Considering that SAMtools pileup is limited to several thousand reads at a given position I am wondering if you could suggest us any alternative approach or workaround.
Any feedback is highly appreciated!
If you sequence so deep, how do you make sure that not 99% of your reads are pcr duplicates?
In fact they are PCR duplicates, as the reads derive from amplicons. But that's not a problem, we want to detect single reads out of more than one million having a specific (known) mutation.
"But that's not a problem, ee want to detect single reads out of more than one million having a specific (known) mutation." So you just want to have a look at the cigar string of each read , isn't it ?

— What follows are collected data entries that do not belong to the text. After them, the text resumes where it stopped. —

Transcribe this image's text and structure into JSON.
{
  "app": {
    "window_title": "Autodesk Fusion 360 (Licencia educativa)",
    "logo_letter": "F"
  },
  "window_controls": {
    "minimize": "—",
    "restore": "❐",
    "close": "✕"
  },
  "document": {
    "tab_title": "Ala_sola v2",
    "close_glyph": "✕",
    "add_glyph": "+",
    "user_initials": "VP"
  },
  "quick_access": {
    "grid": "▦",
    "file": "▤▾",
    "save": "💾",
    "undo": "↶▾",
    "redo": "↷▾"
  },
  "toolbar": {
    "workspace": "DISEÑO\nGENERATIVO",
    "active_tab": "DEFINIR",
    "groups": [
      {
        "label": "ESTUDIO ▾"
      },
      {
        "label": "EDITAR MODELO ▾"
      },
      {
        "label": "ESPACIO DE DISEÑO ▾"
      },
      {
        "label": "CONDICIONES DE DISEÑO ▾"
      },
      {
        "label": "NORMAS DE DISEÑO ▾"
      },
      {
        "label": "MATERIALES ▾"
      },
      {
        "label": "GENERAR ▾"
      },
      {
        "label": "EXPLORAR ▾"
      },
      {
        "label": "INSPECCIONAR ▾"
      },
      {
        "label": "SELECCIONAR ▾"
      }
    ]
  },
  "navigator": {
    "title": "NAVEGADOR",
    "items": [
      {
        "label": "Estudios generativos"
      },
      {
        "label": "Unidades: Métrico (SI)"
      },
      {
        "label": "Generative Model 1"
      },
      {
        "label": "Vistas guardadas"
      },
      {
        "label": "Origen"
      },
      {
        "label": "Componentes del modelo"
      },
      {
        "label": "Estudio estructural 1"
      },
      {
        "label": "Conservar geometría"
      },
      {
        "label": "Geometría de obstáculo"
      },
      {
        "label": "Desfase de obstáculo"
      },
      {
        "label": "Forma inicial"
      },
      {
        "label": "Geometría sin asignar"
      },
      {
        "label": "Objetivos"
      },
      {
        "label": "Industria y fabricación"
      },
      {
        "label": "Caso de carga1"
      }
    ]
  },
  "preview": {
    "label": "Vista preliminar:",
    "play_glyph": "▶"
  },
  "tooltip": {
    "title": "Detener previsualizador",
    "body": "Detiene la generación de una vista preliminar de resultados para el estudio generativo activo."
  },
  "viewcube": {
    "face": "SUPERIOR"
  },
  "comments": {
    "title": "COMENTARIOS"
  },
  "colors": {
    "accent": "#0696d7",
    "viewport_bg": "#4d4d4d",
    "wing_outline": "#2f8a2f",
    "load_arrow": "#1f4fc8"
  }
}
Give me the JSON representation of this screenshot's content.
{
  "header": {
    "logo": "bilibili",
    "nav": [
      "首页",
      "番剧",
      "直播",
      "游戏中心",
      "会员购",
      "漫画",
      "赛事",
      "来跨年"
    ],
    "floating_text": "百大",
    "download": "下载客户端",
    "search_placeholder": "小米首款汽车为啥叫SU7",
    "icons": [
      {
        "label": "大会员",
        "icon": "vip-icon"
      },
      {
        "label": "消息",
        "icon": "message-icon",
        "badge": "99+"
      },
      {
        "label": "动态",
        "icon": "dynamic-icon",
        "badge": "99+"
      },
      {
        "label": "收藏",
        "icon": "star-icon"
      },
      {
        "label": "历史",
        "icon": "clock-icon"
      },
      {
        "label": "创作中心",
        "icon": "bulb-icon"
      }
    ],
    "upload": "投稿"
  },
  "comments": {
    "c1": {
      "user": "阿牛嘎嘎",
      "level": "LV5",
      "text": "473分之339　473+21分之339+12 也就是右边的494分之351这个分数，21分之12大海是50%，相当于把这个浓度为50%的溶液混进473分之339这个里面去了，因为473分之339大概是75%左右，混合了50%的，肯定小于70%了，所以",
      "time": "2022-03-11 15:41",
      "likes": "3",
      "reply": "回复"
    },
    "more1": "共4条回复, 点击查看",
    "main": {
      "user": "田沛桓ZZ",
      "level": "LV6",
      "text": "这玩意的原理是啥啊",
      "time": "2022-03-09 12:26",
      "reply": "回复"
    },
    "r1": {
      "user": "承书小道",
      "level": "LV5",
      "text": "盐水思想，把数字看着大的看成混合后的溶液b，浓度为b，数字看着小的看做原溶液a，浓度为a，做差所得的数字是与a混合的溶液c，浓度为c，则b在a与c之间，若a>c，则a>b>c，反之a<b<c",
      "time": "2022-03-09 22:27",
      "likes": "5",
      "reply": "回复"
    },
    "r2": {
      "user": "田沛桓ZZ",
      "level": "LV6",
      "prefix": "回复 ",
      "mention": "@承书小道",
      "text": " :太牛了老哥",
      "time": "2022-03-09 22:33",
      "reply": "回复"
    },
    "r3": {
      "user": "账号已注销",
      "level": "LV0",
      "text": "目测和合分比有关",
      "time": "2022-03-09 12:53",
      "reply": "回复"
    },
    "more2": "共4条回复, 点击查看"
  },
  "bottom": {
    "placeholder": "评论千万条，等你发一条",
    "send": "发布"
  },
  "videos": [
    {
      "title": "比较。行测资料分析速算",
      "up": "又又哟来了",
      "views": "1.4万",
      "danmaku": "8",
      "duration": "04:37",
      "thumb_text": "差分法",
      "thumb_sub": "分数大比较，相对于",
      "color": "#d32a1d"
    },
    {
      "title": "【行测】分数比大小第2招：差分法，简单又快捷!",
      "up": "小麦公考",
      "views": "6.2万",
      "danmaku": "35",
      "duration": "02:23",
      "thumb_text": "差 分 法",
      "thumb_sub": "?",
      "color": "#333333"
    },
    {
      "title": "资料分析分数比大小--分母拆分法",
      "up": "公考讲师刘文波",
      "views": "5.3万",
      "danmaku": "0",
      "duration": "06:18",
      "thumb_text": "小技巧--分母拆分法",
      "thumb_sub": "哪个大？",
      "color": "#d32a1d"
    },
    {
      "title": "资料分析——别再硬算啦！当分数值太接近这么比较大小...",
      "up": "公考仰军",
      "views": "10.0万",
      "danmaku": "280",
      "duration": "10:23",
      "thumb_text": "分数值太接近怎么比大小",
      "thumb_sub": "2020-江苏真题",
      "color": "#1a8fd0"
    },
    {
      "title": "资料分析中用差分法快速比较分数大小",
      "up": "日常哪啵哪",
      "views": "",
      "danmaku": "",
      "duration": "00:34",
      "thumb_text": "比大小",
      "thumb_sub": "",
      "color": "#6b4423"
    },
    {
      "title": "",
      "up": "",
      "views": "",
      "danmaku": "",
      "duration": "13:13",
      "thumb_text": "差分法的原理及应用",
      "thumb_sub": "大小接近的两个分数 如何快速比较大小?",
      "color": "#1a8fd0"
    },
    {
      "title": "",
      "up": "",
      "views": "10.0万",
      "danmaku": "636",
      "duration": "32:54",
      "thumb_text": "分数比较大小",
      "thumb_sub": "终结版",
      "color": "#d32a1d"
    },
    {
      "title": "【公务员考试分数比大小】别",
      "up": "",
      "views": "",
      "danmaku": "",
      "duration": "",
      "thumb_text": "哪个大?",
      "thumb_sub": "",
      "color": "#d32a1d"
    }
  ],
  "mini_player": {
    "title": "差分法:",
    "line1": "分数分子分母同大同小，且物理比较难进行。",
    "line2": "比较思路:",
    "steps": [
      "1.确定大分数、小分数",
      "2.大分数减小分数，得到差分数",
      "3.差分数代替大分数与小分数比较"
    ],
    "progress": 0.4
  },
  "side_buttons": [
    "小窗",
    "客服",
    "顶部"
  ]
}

That is one additional approach we already thought about. But with millions of reads we also have to think about sequencing errors, both at the mutation and flanking sites. So our mutation may be expressed by different CIGAR strings. Further, e.g. any 4-base mutation at the same position will result in the same CIGAR string. As a third point, there may be the need to detect unknown mutations in a known hotspot in the future as well, that is why we need a flexible approach....
shuffle & downsample your bam ? or are you just searching for the reads having a SNP ?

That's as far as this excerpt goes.